Deux suggestions: la première, vous adresser directement à la Sécurité Sociale et voir si ce cas de figure est prévu.
Dans la négative, prendre contact avec le médecin afin qu'il rédige une nouvelle prescription conforme aux exigences de la Sécurité Sociale : soit une séance de 30 minutes par jour, soit deux, trois ou quatre.

" Wer fremde Sprachen nicht kennt, weiß auch nichts von seiner eigenen."   J.W.v.Goethe

Re : petit problème d'interprétation

Bonjour
Pardonnez-moi mais l'avocat que je suis, et qui défend plusieurs infirmiers contre la CPAM, fait des bonds sur place.  Un texte juridique ne s'interprète pas uniquement avec un dictionnaire de la langue française. Voilà pourquoi on ne fait pas appel à un professeur universitaire de sciences du langage (même si j'ai une soeur  délicieuse qui fait ce beau métier) , mais à un juriste,  pour interpréter un texte juridique. Même si une telle discussion est riche et intéressante, cela ne suffit pas.  Un texte juridique ne peut être interprété hors d'un contexte de règles, qui ne sont pas QUE les règles grammaticales ni lexicales. C'est tout l'objet des études de Droit. Les mots employés correspondent à des concepts juridiques ayant une définition différente de celle du dictionnaire et du langage courant. ils  s'interprètent par rapport à un ensemble articulé de règles, à leur Histoire, à l'interprétation qui leur a été donnée par les tribunaux (la "jurisprudence") et au sens général de l'élaboration des normes (on doit tenir compte d'un contexte économique, social, historique, et même parfois - oui je vous l'assure - on peut faire appel au "bon sens").
Dire que 2AIS 3 doivent durer une heure, dire que les Caisses d'assurances maladie peuvent contrôler l'emploi du temps des professions LIBERALES (qui par définition sont libres et non subordonnées à un horaire!), contrevient à un si grand nombre de règles fondamentales que cette interprétation est totalement impossible. Il y a , fort heureusement , une jurisprudence qui analyse cette disposition et qui est d'un avis contraire au vôtre.
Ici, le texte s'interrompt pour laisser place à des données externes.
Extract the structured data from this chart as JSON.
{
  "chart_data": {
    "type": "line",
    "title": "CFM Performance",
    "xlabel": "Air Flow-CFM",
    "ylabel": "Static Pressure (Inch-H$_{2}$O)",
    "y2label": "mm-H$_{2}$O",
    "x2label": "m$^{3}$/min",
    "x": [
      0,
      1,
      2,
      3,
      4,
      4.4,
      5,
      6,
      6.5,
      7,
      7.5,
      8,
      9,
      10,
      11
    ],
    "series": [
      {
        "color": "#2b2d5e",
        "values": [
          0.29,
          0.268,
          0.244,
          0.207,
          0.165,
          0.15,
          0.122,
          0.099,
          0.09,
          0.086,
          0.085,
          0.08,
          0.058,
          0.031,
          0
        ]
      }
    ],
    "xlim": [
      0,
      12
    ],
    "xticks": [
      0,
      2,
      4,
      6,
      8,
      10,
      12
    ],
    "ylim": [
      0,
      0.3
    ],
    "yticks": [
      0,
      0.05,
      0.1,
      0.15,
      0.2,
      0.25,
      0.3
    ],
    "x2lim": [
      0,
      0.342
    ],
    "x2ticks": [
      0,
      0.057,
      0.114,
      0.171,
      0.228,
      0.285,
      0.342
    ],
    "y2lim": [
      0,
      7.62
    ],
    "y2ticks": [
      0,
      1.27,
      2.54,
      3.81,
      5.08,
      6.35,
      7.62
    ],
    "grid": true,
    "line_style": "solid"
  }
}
Sinon la rémunération moyenne des infirmiers libéraux (c'est à dire le chiffre d'affaires moins les frais), à horaire égal par rapport à celui d'un salarié disposant de congés annuels, serait nettement inférieure au SMIC. Et la cela ne relève plus de la langue française mais d'un grave problème de survie.... même si les mots sont très importants (ça c'est ma conviction profonde).
Je ne peux  pas (vieux réflexe de défense) laisser sans réponse une explication de texte qui aurait comme conséquence la fermeture d' un nombre considérable de cabinets infirmiers, ce qui laisserait des personnes dépendantes sans soins (personne ne veut travailler pour une rémunération nette de 900EUROS/mois) . Cela signifie que ces personnes seraient hospitalisées ou placées en maison de retraite médicalisée, où leur temps de survie n'est pas du tout le même.
Merci du fond du coeur si vous avez lu jusqu'au bout sans prendre une aspirine, et pardon pour cette intervention si je suis un trublion dans votre discussion.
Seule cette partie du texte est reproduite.